How do we teach Spanish at Abbeyfield?
The National Curriculum
The national curriculum for languages aims to ensure that all pupils:
- Understand and respond to spoken and written language from a variety of authentic sources
- Speak with increasing confidence, fluency and spontaneity, finding ways of communicating what they want to say, including through discussion and asking questions, and continually improving the accuracy of their pronunciation and intonation
- Can write at varying length, for different purposes and audiences, using the variety of grammatical structures that they have learnt
- Discover and develop an appreciation of a range of writing in the language studied
At Abbeyfield Primary Academy, over 90% of the pupils are learning English as an additional language. Pupils are from a variety of minority ethnic groups including Pakistani, Bangladeshi, Yemini, Malaysian, Caribbean, African, Slovakian, Hungarian, Roma, Polish and Czech. Learning a foreign language will allow pupils to develop transferable skills and language learning skills whilst also increasing awareness of different countries and cultures. Learning another European language could also help to tackle the stigmatisation of those learning English, as it acts as a leveller for all in the class.
In our school, children have the opportunity to learn a modern foreign language as part of the school curriculum. Children are involved in the learning Spanish from Year 3 through to Year 6 in line with the national curriculum.
We recognise that language learning in its broadest sense has three core strands – oracy, literacy and intercultural understanding. We also recognise that children should be encouraged to apply their knowledge and that we should equip them with strategies for language learning that they can use in the future, when studying another foreign language. As a result, opportunities to develop knowledge about language (KAL) and language learning strategies (LLS) underpin the three core strands. This follows the five strands recommended in the KS2 Framework for Languages.
We teach the four strands of speaking, listening, reading and writing and to understand basic grammar, including: feminine, masculine and the conjugation of high-frequency verbs; key features, phonics and patterns of the language; how to apply these to build sentences; and how these differ from or are similar to English.
Children are introduced to Spanish in KS2 and receive a weekly lesson.
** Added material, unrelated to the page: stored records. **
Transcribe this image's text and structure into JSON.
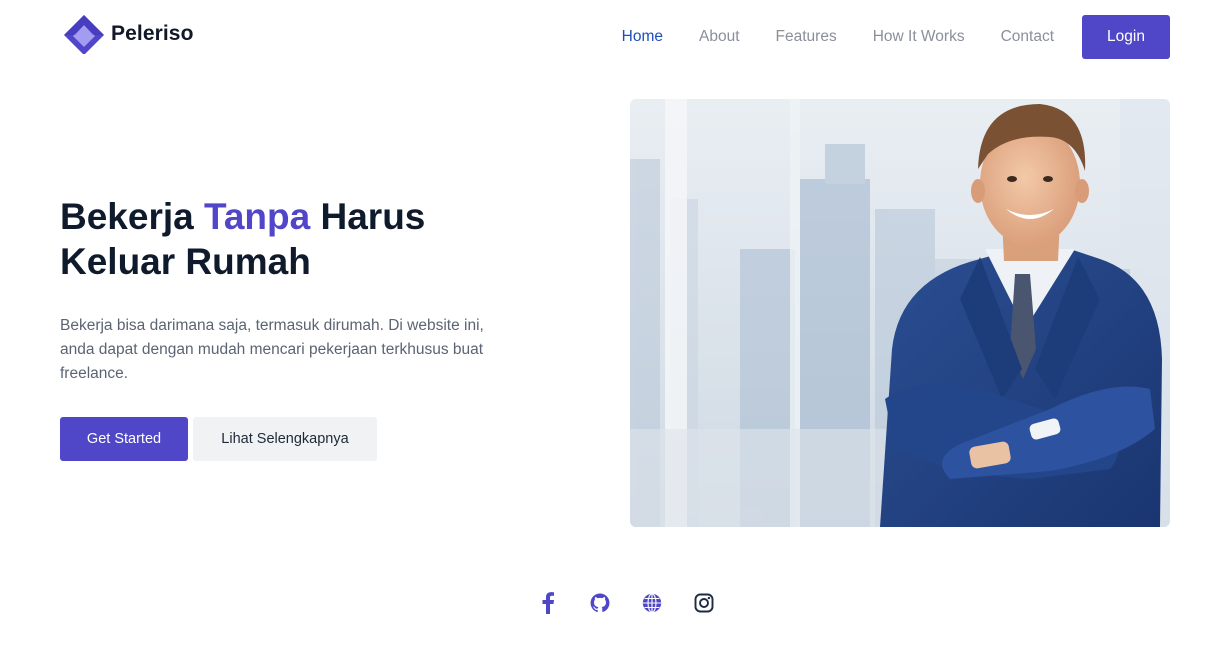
{
  "brand": {
    "name": "Peleriso",
    "accent": "#4f46c8"
  },
  "nav": {
    "items": [
      {
        "label": "Home",
        "active": true
      },
      {
        "label": "About",
        "active": false
      },
      {
        "label": "Features",
        "active": false
      },
      {
        "label": "How It Works",
        "active": false
      },
      {
        "label": "Contact",
        "active": false
      }
    ],
    "login_label": "Login"
  },
  "hero": {
    "title_part1": "Bekerja ",
    "title_accent": "Tanpa",
    "title_part2": " Harus",
    "title_line2": "Keluar Rumah",
    "description": "Bekerja bisa darimana saja, termasuk dirumah. Di website ini, anda dapat dengan mudah mencari pekerjaan terkhusus buat freelance.",
    "primary_button": "Get Started",
    "secondary_button": "Lihat Selengkapnya",
    "image_subject": "businessman-in-suit-arms-crossed"
  },
  "social": {
    "icons": [
      "facebook-icon",
      "github-icon",
      "globe-icon",
      "instagram-icon"
    ]
  }
}
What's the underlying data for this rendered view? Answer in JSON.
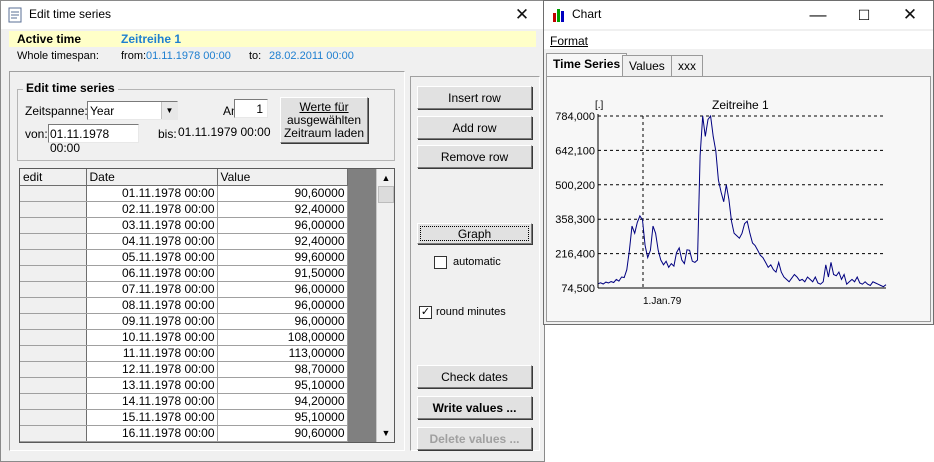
{
  "edit_window": {
    "title": "Edit time series",
    "active_time_label": "Active time",
    "active_series": "Zeitreihe 1",
    "whole_timespan_label": "Whole timespan:",
    "from_label": "from:",
    "from_value": "01.11.1978 00:00",
    "to_label": "to:",
    "to_value": "28.02.2011 00:00",
    "group_title": "Edit time series",
    "zeitspanne_label": "Zeitspanne:",
    "zeitspanne_value": "Year",
    "anzahl_label": "Anzahl:",
    "anzahl_value": "1",
    "load_button_line1": "Werte für",
    "load_button_line2": "ausgewählten",
    "load_button_line3": "Zeitraum laden",
    "von_label": "von:",
    "von_value": "01.11.1978 00:00",
    "bis_label": "bis:",
    "bis_value": "01.11.1979 00:00",
    "columns": [
      "edit",
      "Date",
      "Value"
    ],
    "rows": [
      {
        "date": "01.11.1978 00:00",
        "value": "90,60000"
      },
      {
        "date": "02.11.1978 00:00",
        "value": "92,40000"
      },
      {
        "date": "03.11.1978 00:00",
        "value": "96,00000"
      },
      {
        "date": "04.11.1978 00:00",
        "value": "92,40000"
      },
      {
        "date": "05.11.1978 00:00",
        "value": "99,60000"
      },
      {
        "date": "06.11.1978 00:00",
        "value": "91,50000"
      },
      {
        "date": "07.11.1978 00:00",
        "value": "96,00000"
      },
      {
        "date": "08.11.1978 00:00",
        "value": "96,00000"
      },
      {
        "date": "09.11.1978 00:00",
        "value": "96,00000"
      },
      {
        "date": "10.11.1978 00:00",
        "value": "108,00000"
      },
      {
        "date": "11.11.1978 00:00",
        "value": "113,00000"
      },
      {
        "date": "12.11.1978 00:00",
        "value": "98,70000"
      },
      {
        "date": "13.11.1978 00:00",
        "value": "95,10000"
      },
      {
        "date": "14.11.1978 00:00",
        "value": "94,20000"
      },
      {
        "date": "15.11.1978 00:00",
        "value": "95,10000"
      },
      {
        "date": "16.11.1978 00:00",
        "value": "90,60000"
      }
    ],
    "buttons": {
      "insert_row": "Insert row",
      "add_row": "Add row",
      "remove_row": "Remove row",
      "graph": "Graph",
      "check_dates": "Check dates",
      "write_values": "Write values ...",
      "delete_values": "Delete values ..."
    },
    "automatic_label": "automatic",
    "automatic_checked": false,
    "round_minutes_label": "round minutes",
    "round_minutes_checked": true
  },
  "chart_window": {
    "title": "Chart",
    "menu_format": "Format",
    "tabs": [
      "Time Series",
      "Values",
      "xxx"
    ],
    "active_tab": "Time Series"
  },
  "chart_data": {
    "type": "line",
    "title": "Zeitreihe 1",
    "ylabel": "[.]",
    "ylim": [
      74.5,
      784.0
    ],
    "yticks": [
      "784,000",
      "642,100",
      "500,200",
      "358,300",
      "216,400",
      "74,500"
    ],
    "xticks": [
      "1.Jan.79"
    ],
    "grid": true,
    "line_color": "#000080",
    "series": [
      {
        "values": [
          92,
          96,
          91,
          99,
          95,
          101,
          97,
          110,
          103,
          120,
          118,
          150,
          230,
          330,
          300,
          345,
          372,
          355,
          250,
          200,
          230,
          330,
          300,
          230,
          190,
          170,
          185,
          160,
          175,
          165,
          220,
          240,
          190,
          175,
          232,
          230,
          185,
          180,
          190,
          620,
          784,
          700,
          770,
          784,
          700,
          640,
          520,
          470,
          430,
          500,
          440,
          350,
          300,
          290,
          280,
          300,
          340,
          350,
          300,
          260,
          250,
          230,
          210,
          200,
          180,
          160,
          170,
          150,
          140,
          180,
          140,
          120,
          110,
          100,
          115,
          130,
          120,
          105,
          110,
          100,
          120,
          110,
          100,
          120,
          95,
          90,
          100,
          170,
          120,
          180,
          130,
          125,
          140,
          110,
          130,
          90,
          100,
          110,
          100,
          120,
          95,
          90,
          100,
          90,
          85,
          100,
          95,
          90,
          85,
          80,
          88
        ]
      }
    ]
  }
}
This enables the children to develop early language acquisition skills that facilitate their understanding of the patterns of language and how these differ from, or are similar to, English. Children learn Spanish throughout Key Stage 2, which is timetabled for a 40-minute session per week; this is then followed up by regular practice throughout the rest of week. The class teacher delivers the language in his/her class and incorporates Spanish where possible in daily routines. We follow the i-languages scheme of learning.
Learning a modern foreign language in a child’s early years equips them with the tools for the learning of other languages in later life. It has also been proven that learning a foreign language enhances the student’s grasp of their mother tongue and other known languages. At the same time, the earlier a child is exposed to a modern foreign language, the faster the language in question is acquired.